# 24inch monitor - 16:10 ratio



## sinhead (May 14, 2016)

1. Budget? - *20K*

2. Display type and size? -* 24 inch*

3. Primary use of Tv/monitor? - *Work only - Using 3d modelling softwares - Maya, 3ds Max, Zbrush etc. Reading. No Gaming or movies
*
4. Ports Required? - *Mini Display port* (will be good to have, since my graphics card has these only, So I wont have to use an adapter)

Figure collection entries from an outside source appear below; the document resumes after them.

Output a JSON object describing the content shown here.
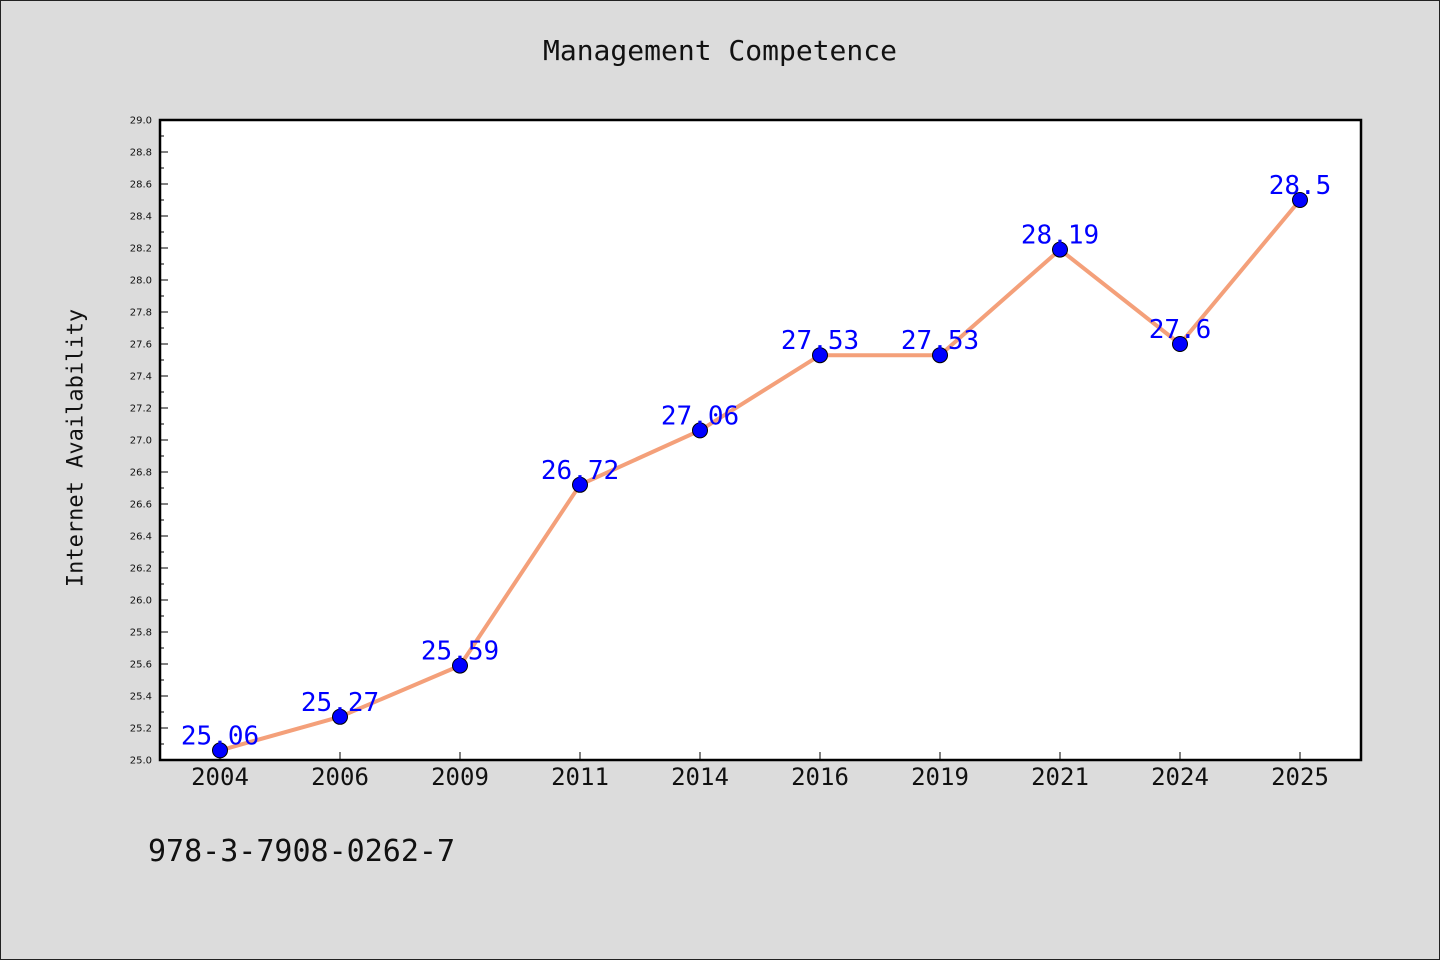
{
  "chart_data": {
    "type": "line",
    "title": "Management Competence",
    "xlabel": "",
    "ylabel": "Internet Availability",
    "categories": [
      "2004",
      "2006",
      "2009",
      "2011",
      "2014",
      "2016",
      "2019",
      "2021",
      "2024",
      "2025"
    ],
    "series": [
      {
        "values": [
          25.06,
          25.27,
          25.59,
          26.72,
          27.06,
          27.53,
          27.53,
          28.19,
          27.6,
          28.5
        ],
        "labels": [
          "25.06",
          "25.27",
          "25.59",
          "26.72",
          "27.06",
          "27.53",
          "27.53",
          "28.19",
          "27.6",
          "28.5"
        ],
        "line_color": "#f4a07a",
        "marker_color": "#0000ff"
      }
    ],
    "ylim": [
      25.0,
      29.0
    ],
    "yticks": [
      "25.0",
      "25.2",
      "25.4",
      "25.6",
      "25.8",
      "26.0",
      "26.2",
      "26.4",
      "26.6",
      "26.8",
      "27.0",
      "27.2",
      "27.4",
      "27.6",
      "27.8",
      "28.0",
      "28.2",
      "28.4",
      "28.6",
      "28.8",
      "29.0"
    ],
    "grid": false,
    "label_color": "#0000ff"
  },
  "footnote": "978-3-7908-0262-7"
}
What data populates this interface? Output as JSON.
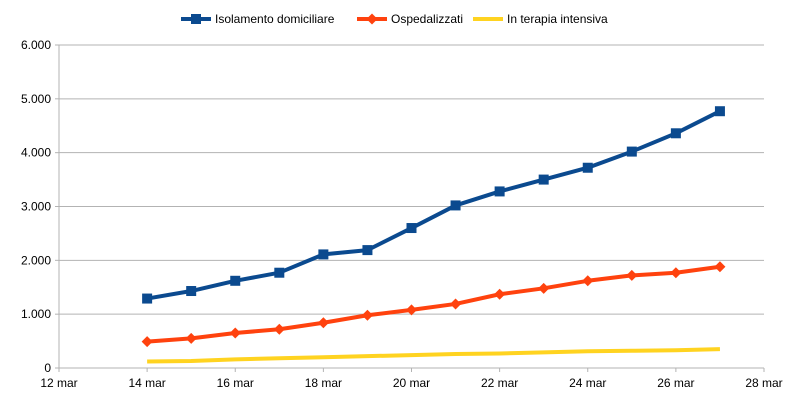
{
  "chart_data": {
    "type": "line",
    "title": "",
    "xlabel": "",
    "ylabel": "",
    "xlim": [
      "12 mar",
      "28 mar"
    ],
    "ylim": [
      0,
      6000
    ],
    "grid": "horizontal",
    "legend_position": "top",
    "x_ticks": [
      "12 mar",
      "14 mar",
      "16 mar",
      "18 mar",
      "20 mar",
      "22 mar",
      "24 mar",
      "26 mar",
      "28 mar"
    ],
    "y_ticks": [
      "0",
      "1.000",
      "2.000",
      "3.000",
      "4.000",
      "5.000",
      "6.000"
    ],
    "x": [
      "14 mar",
      "15 mar",
      "16 mar",
      "17 mar",
      "18 mar",
      "19 mar",
      "20 mar",
      "21 mar",
      "22 mar",
      "23 mar",
      "24 mar",
      "25 mar",
      "26 mar",
      "27 mar"
    ],
    "series": [
      {
        "name": "Isolamento domiciliare",
        "color": "#0b4a8f",
        "marker": "square",
        "values": [
          1290,
          1430,
          1620,
          1770,
          2110,
          2190,
          2600,
          3020,
          3280,
          3500,
          3720,
          4020,
          4360,
          4770
        ]
      },
      {
        "name": "Ospedalizzati",
        "color": "#ff420e",
        "marker": "diamond",
        "values": [
          490,
          550,
          650,
          720,
          840,
          980,
          1080,
          1190,
          1370,
          1480,
          1620,
          1720,
          1770,
          1880
        ]
      },
      {
        "name": "In terapia intensiva",
        "color": "#ffd320",
        "marker": "none",
        "values": [
          120,
          130,
          160,
          180,
          200,
          220,
          240,
          260,
          270,
          290,
          310,
          320,
          330,
          350
        ]
      }
    ]
  }
}
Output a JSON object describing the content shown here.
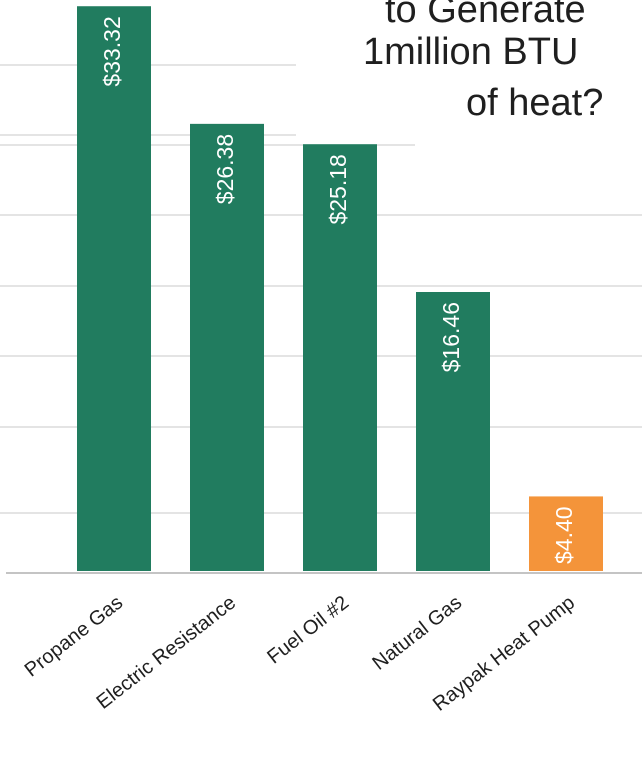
{
  "chart_data": {
    "type": "bar",
    "title_lines": [
      "to Generate",
      "1million BTU",
      "of heat?"
    ],
    "categories": [
      "Propane Gas",
      "Electric Resistance",
      "Fuel Oil #2",
      "Natural Gas",
      "Raypak Heat Pump"
    ],
    "values": [
      33.32,
      26.38,
      25.18,
      16.46,
      4.4
    ],
    "value_labels": [
      "$33.32",
      "$26.38",
      "$25.18",
      "$16.46",
      "$4.40"
    ],
    "colors": [
      "#217c5f",
      "#217c5f",
      "#217c5f",
      "#217c5f",
      "#f4943a"
    ],
    "xlabel": "",
    "ylabel": "",
    "grid": true,
    "legend": "none"
  }
}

5. Preferred choice of brand? - *Asus
*
7. Any other info that you want to share. - *Must have some anti-glare* coating and should cause the least eye-strain. This is very important for me.  
*Aspect ratio - 16:10 .*


----------



## rakeshhkuma90 (May 24, 2016)

Dell U2412M
My primary usage is for software development, and these extra 120px vertical resolution is incredible, i can keep my developer tools in chrome/firefox open and can still check how the web page will look in full HD monitors.


----------



## sinhead (May 26, 2016)

Thanks Bro!!


----------



## sinhead (Sep 4, 2017)

Got a Dell U2415.


----------



## whitestar_999 (Sep 4, 2017)

I think the above post is over 1 year late.


----------